The estimable Cheryl Bernstein posted this diatribe on Twitter for our edification, adding her opinion  in favour of Captain Underpants.

So then, what they are reading in Finland? Let's take a look. Here is the Finnish bestsellers' charts for February. Cast your gaze down to Lasten ja nuorten kirjat (children's books) and you will see three books by Suzanne Collins. At number 10 is Nälkäpeli - The Hunger Games. At number 9 is Vihan liekit - The Flames of Hatred.  At number 8 is Matkijanärhi - Mockingjay. You might also notice some other familiar names in the lists.

So how about China, then? What are the Chinese kids reading? Captain Underpants. And who, you might ask, is the fifteenth most successful foreign author in mainland China? Why, it is Jeff Kinney, author of Diary of a Wimpy Kid. Here's another one: who is the ninth most successful foreign author? You guessed it: Stephanie Meyer, author of Twilight. Try one more: number two. Yes, you're right again: it's J K Rowling. And (drum-roll) at number one is: Gabriel Garcia Marquez. Oh.

Well, as it turns out, One Hundred Years of Solitude has become a bestseller in China, becoming even more popular than J K Rowling, which prompted one Chinese writer to lament the quality of local fiction: "In comparison, most contemporary Chinese literary works simply charm readers with elegant words while failing to reach one's inner soul and resonate with readers' personal values."

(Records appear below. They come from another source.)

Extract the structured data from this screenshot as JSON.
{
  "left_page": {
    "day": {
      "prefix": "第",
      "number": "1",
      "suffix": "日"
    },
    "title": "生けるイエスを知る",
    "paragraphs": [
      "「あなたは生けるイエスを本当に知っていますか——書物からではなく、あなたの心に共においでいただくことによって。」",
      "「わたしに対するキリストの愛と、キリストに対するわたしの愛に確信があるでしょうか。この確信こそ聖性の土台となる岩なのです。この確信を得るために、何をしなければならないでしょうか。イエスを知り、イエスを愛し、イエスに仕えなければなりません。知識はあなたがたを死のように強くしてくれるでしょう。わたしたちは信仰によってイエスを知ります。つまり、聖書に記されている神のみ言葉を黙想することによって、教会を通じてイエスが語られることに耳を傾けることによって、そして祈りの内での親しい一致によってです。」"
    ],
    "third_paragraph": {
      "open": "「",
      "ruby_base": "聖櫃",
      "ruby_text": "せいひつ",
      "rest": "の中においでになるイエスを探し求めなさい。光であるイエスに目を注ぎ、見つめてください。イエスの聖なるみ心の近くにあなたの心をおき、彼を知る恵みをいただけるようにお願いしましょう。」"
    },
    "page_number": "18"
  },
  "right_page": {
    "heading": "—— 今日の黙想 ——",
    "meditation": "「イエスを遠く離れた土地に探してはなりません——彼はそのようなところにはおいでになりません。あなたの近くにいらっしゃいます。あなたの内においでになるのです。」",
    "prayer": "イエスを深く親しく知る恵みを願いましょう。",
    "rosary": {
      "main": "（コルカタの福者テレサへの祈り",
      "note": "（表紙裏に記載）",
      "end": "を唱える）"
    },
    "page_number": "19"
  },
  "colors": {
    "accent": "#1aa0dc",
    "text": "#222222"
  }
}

At least Shi Yanping is interested in literary values. Alexander Nazaryan at the New York Daily News has more practical uses of literacy:
Trying to slog through Book 13 of “The Iliad” when you are 15 is probably a pretty good approximation of what it will be like to slog through a Wednesday afternoon at the office when you are 55.
"Here, son, read this; you'll thank me when you are older." In Nazaryan's library, books have social worth; they may have some intellectual benefits - problem solving skills, it seems - but the point of reading is to learn to deal with pointlessness: "the vast majority of life is doing really difficult things, solving problems that don't seem to have a point, and then doing it all over again."

If that is what it is all about, why bother with Homer? Give the little 'uns Italo Svevo's Una Vita, the collected poems of Philip Larkin, Strindberg's Indra and The Wasteland. That'll learn 'em.














Here's Orson Welles, reporting for the BBC in 1955, at the Librairie Fischbacher in St Germain des Prés, with the Lettrists: Maurice Lemaître, Isidore Isou and Jacques Spacagna.



4 comments:

sas said...

for your delectation: yesterday's afternoon play on BBC R4:
http://www.bbc.co.uk/programmes/b01dvzg7

Paul said...

Why, thank you kindly.

Anonymous said...

Pfft. 'Love in the time of Cholera' is a far superior work.

Ben Smith said...

I betcha they're not watching the Hunger Games in cinemas in China, either. That kind of popular subversive anti-authoritarian stuff wouldn't quite make it onto the 20 foreign films quota.